Tuesday, September 23, 2008

The Quiet Ones

Throughout my life, I've always been the good child. I did my homework and got it turned in on time, I was a girl scout all the way through high school, I spent time with the grown ups rather than running around screaming with the rest of the kids.

I've always felt more at home with the quieter pursuits of my time. I like things like reading, and writing - I feel most comfortable in those sorts of places.

This summer has been about moving myself outside of my comfort zones.

It started with craigslist, because well I didn't know about anything else. I actually met 2 men through craigslist. And both were very much outside of my comfort zone - but I found that I enjoyed it. It was a bit of a rush, meeting someone new, doing something so completely out of character like that.

I had one of the most frank conversations of my adult life with a man I met through craigslist - He and I still talk in emails, though we haven't gotten around to spending more time together.

And now these days I've joined fetlife, and I've meet even more people. People who are funny and charming and surprisingly very easy to spend time with. And I've enjoyed my time with them very much.

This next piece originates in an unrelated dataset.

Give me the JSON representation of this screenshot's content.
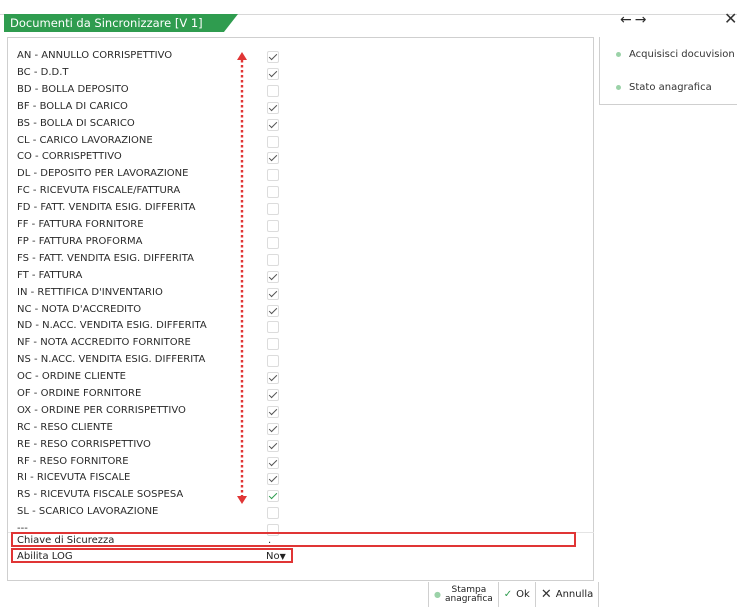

But I'm the quiet one, even with all these new experiences and new steps I've been taking I'm still the shy quiet girl I always was - just maybe a little braver than I used to be. I don't want to feel like I am becoming something other than myself.

And it's nice to see that so far, I've been able to do that, with a very real sense of myself while trying all these new things. And it's just confirmation that these things I desire and fantasize about they're all part of me they're just waiting to be realized - and that's sort of exciting.